Hace poco leía en internet una pequeña historia. Hablaba sobre unos padres que llevaban a su hijo al circo. Los menores de cuatro años no pagaban. El hijo acababa de cumplirlos, y el padre pagó religiosamente. Al salir de la taquilla, la madre le hacía el siguiente comentario: «Podías haber dicho que nuestro hijo no había cumplido aún los años, y nadie se hubiera enterado». El padre respondía: «Se hubiera enterado nuestro hijo».
La historia me dio qué pensar. ¿Quién se puede resistir a la posibilidad de ahorrarse unos euros, de forma limpia y discreta? Nadie se daría cuenta: nuestros hijos nunca dicen nada; las edades, meses arriba, meses abajo, son siempre muy difusas, y nosotros tenemos la posibilidad de ir a cualquier actividad ahorrándonos un pequeño porcentaje. Podría parecer incluso un alarde de rapidez mental, de habilidad: «Qué listo soy, que he entrado por menos que los demás». Y tan tranquilos nos quedamos, pensando que hemos hecho un favor a la economía familiar. Pero ¿qué les hemos mostrado a nuestros hijos? Es una cuestión de prioridades: el dinero, frente a todo lo demás –educación, respeto, dignidad…–.
El otro día, llevé a mis hijas a una feria local para niños. Los castillos hinchables, inmensos, hacían las delicias de cientos de niños que corrían y gritaban enloquecidos por el recinto. Cada castillo hinchable, dotado con unos toboganes gigantescos, tenía a un joven cuidador que, además de controlar el tiempo de cada turno, estaba atento a cualquier percance y procuraba que los niños estuvieran dentro de la edad permitida: entre los cuatro y los 10 años.
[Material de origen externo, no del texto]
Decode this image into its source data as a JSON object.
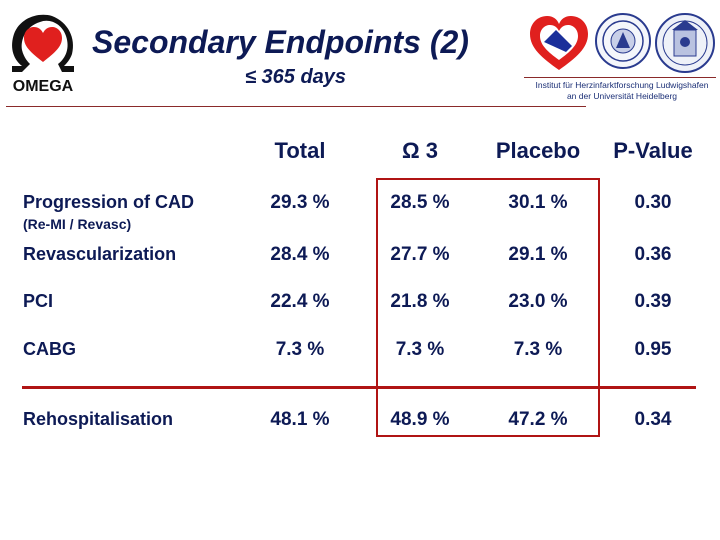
{
  "header": {
    "brand": "OMEGA",
    "title": "Secondary Endpoints (2)",
    "subtitle": "≤ 365 days",
    "institute_line1": "Institut für Herzinfarktforschung Ludwigshafen",
    "institute_line2": "an der Universität Heidelberg"
  },
  "table": {
    "columns": [
      "Total",
      "Ω 3",
      "Placebo",
      "P-Value"
    ],
    "rows": [
      {
        "label": "Progression of CAD",
        "sublabel": "(Re-MI / Revasc)",
        "total": "29.3 %",
        "omega3": "28.5 %",
        "placebo": "30.1 %",
        "p": "0.30"
      },
      {
        "label": "Revascularization",
        "total": "28.4 %",
        "omega3": "27.7 %",
        "placebo": "29.1 %",
        "p": "0.36"
      },
      {
        "label": "PCI",
        "total": "22.4 %",
        "omega3": "21.8 %",
        "placebo": "23.0 %",
        "p": "0.39"
      },
      {
        "label": "CABG",
        "total": "7.3 %",
        "omega3": "7.3 %",
        "placebo": "7.3 %",
        "p": "0.95"
      },
      {
        "label": "Rehospitalisation",
        "total": "48.1 %",
        "omega3": "48.9 %",
        "placebo": "47.2 %",
        "p": "0.34"
      }
    ]
  },
  "colors": {
    "text": "#0d1a55",
    "accent_red": "#b01414",
    "heart_red": "#e0201e"
  }
}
Pues bien, presencié dos escenas a las que no daba crédito. La primera tuvo como protagonista a un papá con gemelos. Los niños, con pañales, estaba claro que no llegaban a los cuatro años. Al llegar su turno, el chaval encargado le preguntó a su padre qué edad tenían los niños. El padre contestó, visiblemente molesto, que cuatro. El joven puso cara de extrañeza y uno de los niños se dio la vuelta, mirando hacia su padre y, con lágrimas en los ojos, le dijo: «Pero papá, si tengo tres…». El padre le hizo una señal para que se callara y, efectivamente, los niños se subieron y en seguida se perdieron entre la marabunta que saltaba desaforada sobre el castillo.
Al poco rato, una madre intentó que se subiera su hija, con pañales y chupete, para más detalle. El joven se vio en la obligación de comentarle a la madre que los niños tenían que tener cuatro años o más. Lejos de darse la vuelta y buscar otra atracción más adecuada para su hija, la madre se enfrentó al joven y le dijo: «Pues en el castillo de al lado la han dejado subir». La discusión se hizo desagradable y a mí me quedó una sensación amarga.
No es mi intención poner en tela de juicio el amor y el cuidado de estos padres. No se trata de eso. Se trata de pararnos a pensar qué estamos haciendo; qué valores priman entre nosotros y quién nos ha metido en la cabeza que es más listo el que mejor se la cuela a los demás; pensar por qué nos olvidamos de que hay pequeñas personas observándonos a cada momento, aprendiendo de cada palabra y cada gesto; y, sobre todo, cuándo olvidamos que vivimos en sociedad y que cada uno somos responsables de que ésta sea cívica, respetuosa y responsable.